出向してからかれこれ二十二時間。体力は底を突きつつあった。

 状況はお世辞にも良いとは言えない。嵐に遭い、流されに流され、今はどこにいるのか見当もつかない。ノルウェー海のどこかではあるのだろうが、分かるのはその程度だ。

 おまけに無線は故障しているので、俺は外界と連絡する手段を何ら持っていない。

 俺は半ば途方に暮れた。実際、この状況をどうにかする手段を何一つ思い付かない。どうしたらいいのだろう。小さな船窓から夜空を覗く。


 思わず、息を呑む。

 空が緑に燃えている。


 オーロラは生まれてからずっと、飽きる程見てきた。もはや風景の一部だ。今更何の感動も無いと思っていた。

 でも、これは違う。

 今空に出ているのは、オーロラじゃない。光の音楽だ。

 何百、何千の光の柱が北極星に向かって伸びている。その一本一本が音色となって、一六〇人の超大編成オーケストラを奏でていた。
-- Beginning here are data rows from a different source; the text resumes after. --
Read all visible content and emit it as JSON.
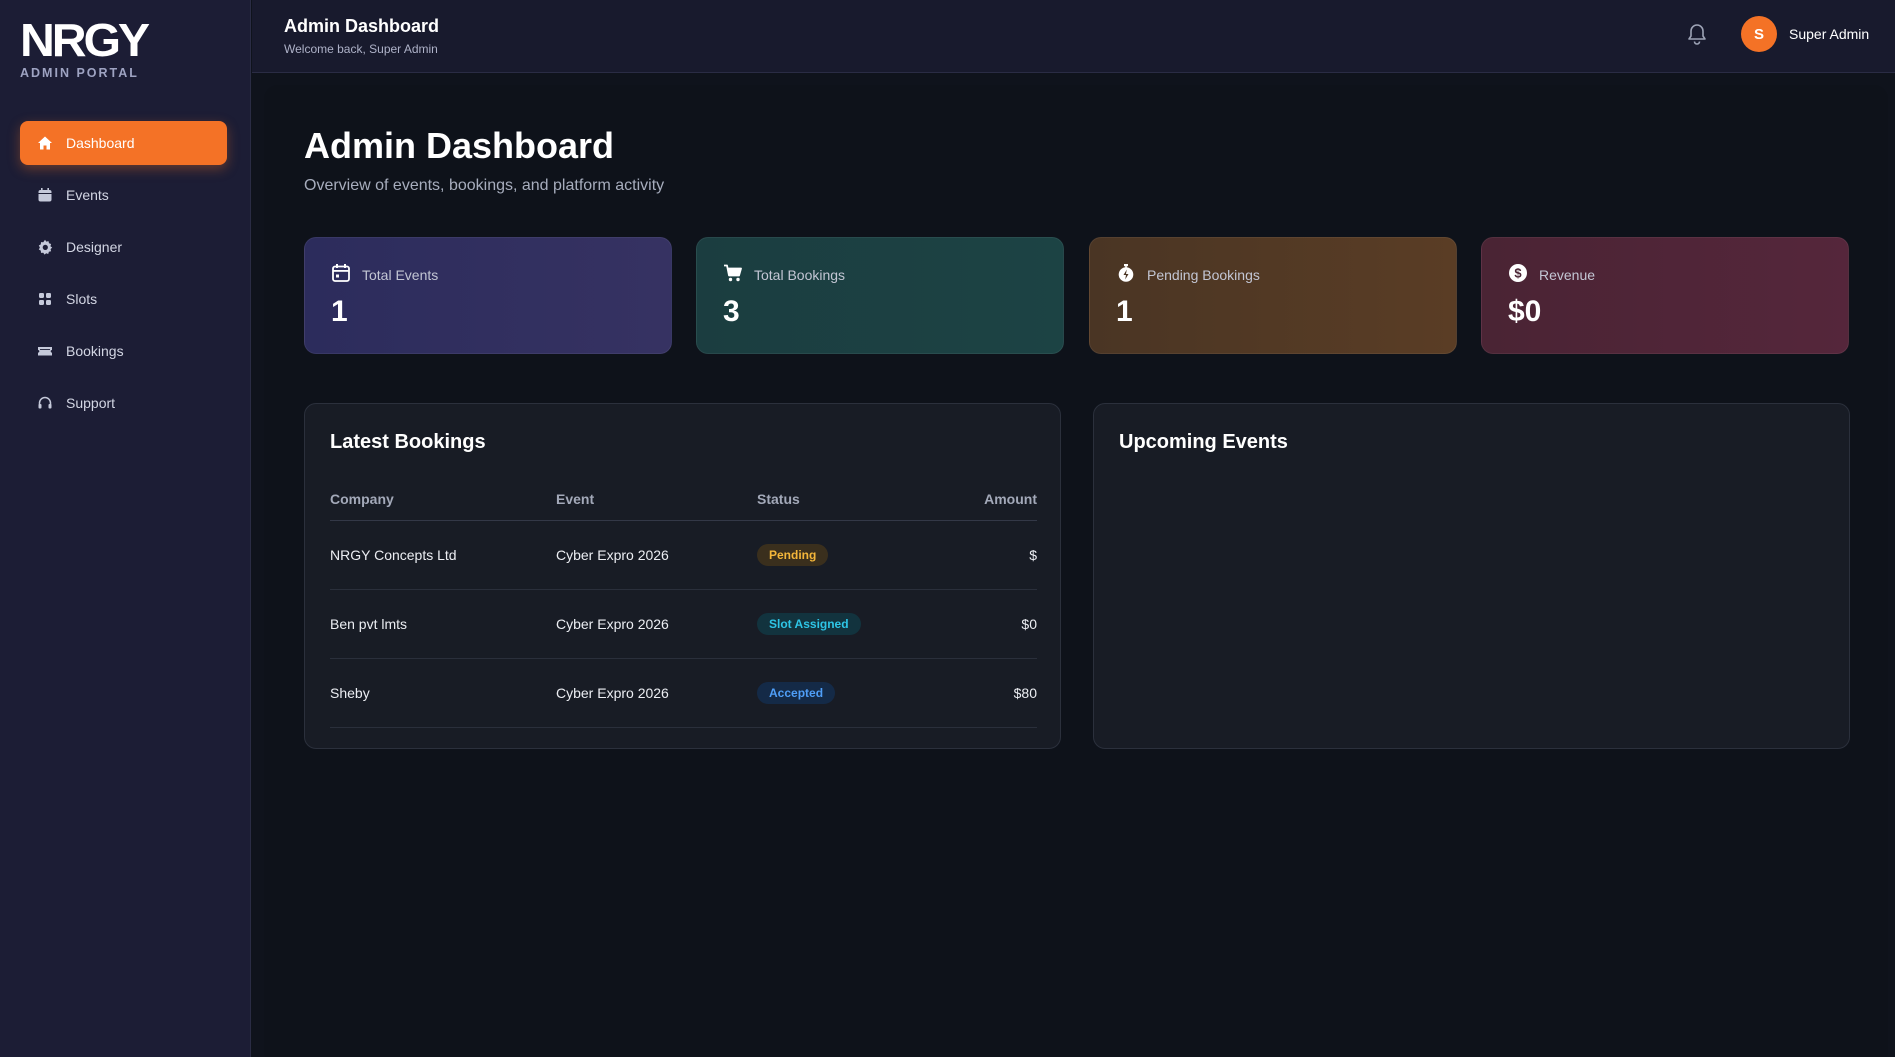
{
  "brand": {
    "logo": "NRGY",
    "subtitle": "ADMIN PORTAL"
  },
  "sidebar": {
    "items": [
      {
        "label": "Dashboard",
        "icon": "home-icon",
        "active": true
      },
      {
        "label": "Events",
        "icon": "calendar-icon",
        "active": false
      },
      {
        "label": "Designer",
        "icon": "gear-icon",
        "active": false
      },
      {
        "label": "Slots",
        "icon": "grid-icon",
        "active": false
      },
      {
        "label": "Bookings",
        "icon": "ticket-icon",
        "active": false
      },
      {
        "label": "Support",
        "icon": "headset-icon",
        "active": false
      }
    ]
  },
  "topbar": {
    "title": "Admin Dashboard",
    "subtitle": "Welcome back, Super Admin",
    "avatar_initial": "S",
    "user_name": "Super Admin"
  },
  "page": {
    "title": "Admin Dashboard",
    "subtitle": "Overview of events, bookings, and platform activity"
  },
  "stats": [
    {
      "label": "Total Events",
      "value": "1",
      "icon": "calendar-icon"
    },
    {
      "label": "Total Bookings",
      "value": "3",
      "icon": "cart-icon"
    },
    {
      "label": "Pending Bookings",
      "value": "1",
      "icon": "stopwatch-icon"
    },
    {
      "label": "Revenue",
      "value": "$0",
      "icon": "dollar-icon"
    }
  ],
  "latest_bookings": {
    "title": "Latest Bookings",
    "columns": [
      "Company",
      "Event",
      "Status",
      "Amount"
    ],
    "rows": [
      {
        "company": "NRGY Concepts Ltd",
        "event": "Cyber Expro 2026",
        "status": "Pending",
        "amount": "$"
      },
      {
        "company": "Ben pvt lmts",
        "event": "Cyber Expro 2026",
        "status": "Slot Assigned",
        "amount": "$0"
      },
      {
        "company": "Sheby",
        "event": "Cyber Expro 2026",
        "status": "Accepted",
        "amount": "$80"
      }
    ]
  },
  "upcoming_events": {
    "title": "Upcoming Events"
  },
  "colors": {
    "accent": "#f47226",
    "sidebar_bg": "#1c1d35",
    "status_pending": "#f4b63a",
    "status_slot_assigned": "#2ec5e6",
    "status_accepted": "#4f9ef7"
  }
}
 常磐色のストリングスに黄金の金管が混ざり合い、木管楽器は青銅色、赤紫のパーカッションが光るーー。

 俺は暫くの間全てを忘れた。そして、違う銀河からやって来たかのような光の大合奏に見入った。

 不意に、子供の頃聞いたサーミ人の古い言い伝えを思い出す。


 サーミ人とは主にスカンディナヴィア半島に暮らす先住民の事だ。俺は祖母がサーミ人だったので、そういった伝承の幾つかを知っている。


 確か、オーロラは火狐があの世からこの世へ掛けた跡だ、というものだった筈だ。

 それなら、今日こうもオーロラが明るいのは、火狐が何やら活発に動いているのだろうか。死後の世界からやってくる伝説上の生き物は、一体何を思い、何をしているのだろうか……。
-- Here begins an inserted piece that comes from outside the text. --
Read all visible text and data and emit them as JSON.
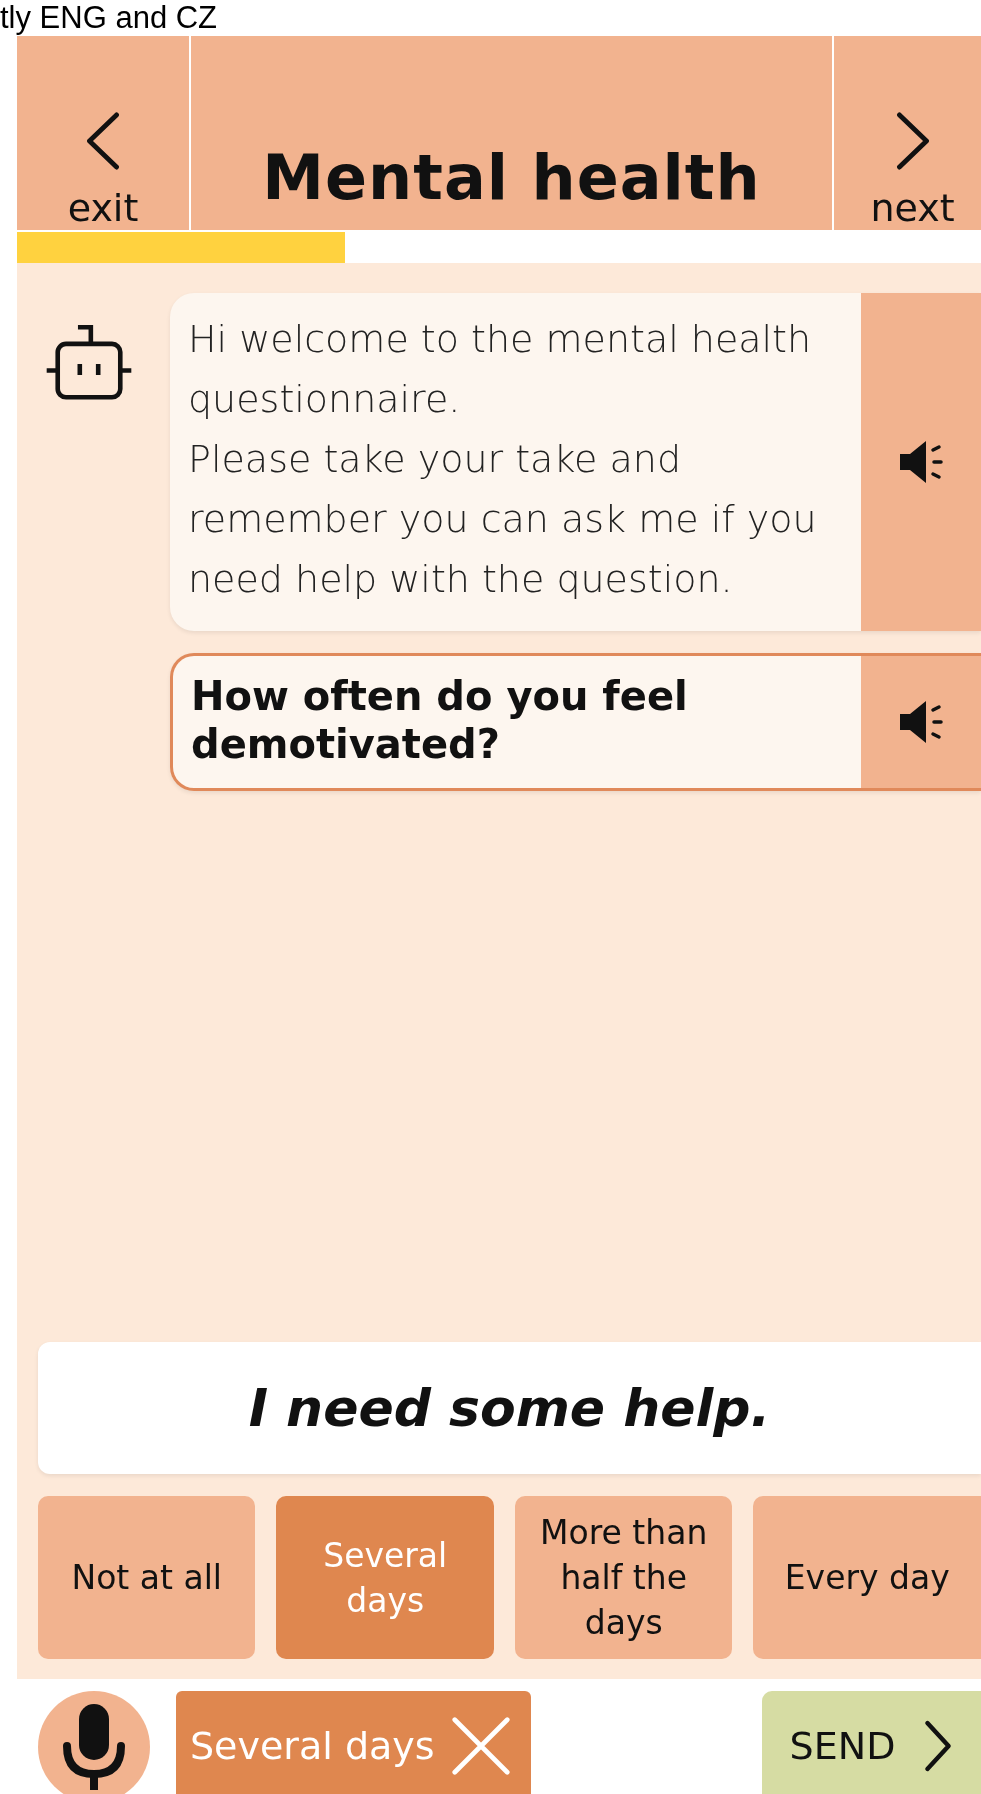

 はっとした。急に現実が帰ってくる。今はこんな浮世離れした事を考えている場合ではない。何だか自分が怖くなった。俺の脳はもう、生存を諦めてしまったのだろうか……?

 それにオーロラが明るく見えるということは、それだけ街明かり=陸から離れているということではないか。もしかしたら、想像以上に遠くまで流されてしまったのかもしれない。

 いずれにしても、呑気に遊覧船気分をしているべきではないことは明白だ。

 死ぬのは怖くない。でも、彼女を想えなくなるのは嫌だった。窓辺の小さな写真立ての顔が、優しく微笑んでいる。
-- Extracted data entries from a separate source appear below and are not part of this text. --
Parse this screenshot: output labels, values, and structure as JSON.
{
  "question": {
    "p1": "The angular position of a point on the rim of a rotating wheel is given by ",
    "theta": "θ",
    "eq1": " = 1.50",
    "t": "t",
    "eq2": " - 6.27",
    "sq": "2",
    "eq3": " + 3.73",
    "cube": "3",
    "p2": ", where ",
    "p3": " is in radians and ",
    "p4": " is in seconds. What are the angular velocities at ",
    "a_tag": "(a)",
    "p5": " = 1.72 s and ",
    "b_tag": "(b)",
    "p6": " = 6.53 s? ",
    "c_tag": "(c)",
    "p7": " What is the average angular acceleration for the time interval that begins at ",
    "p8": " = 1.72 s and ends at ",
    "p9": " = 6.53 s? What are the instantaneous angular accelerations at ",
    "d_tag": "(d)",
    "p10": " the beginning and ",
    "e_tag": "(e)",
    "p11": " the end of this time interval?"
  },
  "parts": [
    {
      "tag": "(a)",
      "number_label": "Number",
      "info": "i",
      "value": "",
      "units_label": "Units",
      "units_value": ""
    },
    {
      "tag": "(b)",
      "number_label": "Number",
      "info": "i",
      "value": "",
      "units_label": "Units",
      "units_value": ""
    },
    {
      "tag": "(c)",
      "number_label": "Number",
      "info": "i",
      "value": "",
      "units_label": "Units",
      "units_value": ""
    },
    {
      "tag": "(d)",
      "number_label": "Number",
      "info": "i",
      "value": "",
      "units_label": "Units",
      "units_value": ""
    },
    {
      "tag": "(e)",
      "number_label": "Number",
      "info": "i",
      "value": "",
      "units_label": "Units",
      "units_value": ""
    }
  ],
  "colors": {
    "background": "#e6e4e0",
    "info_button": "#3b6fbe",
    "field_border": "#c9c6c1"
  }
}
 気を確かに保たなければ。この先一秒一秒に、生きて帰れるかどうかが懸かっている。漂流生活はもしかしたら、随分長引くかもしれないのだ。

 俺は舵を握り直す。真っ直ぐに生存に意識を向けようとする。

 でも、何だか……。

 天井からぶら下がった裸電球が、瞬いて見える。

 何だか、酷く……。眠い…………。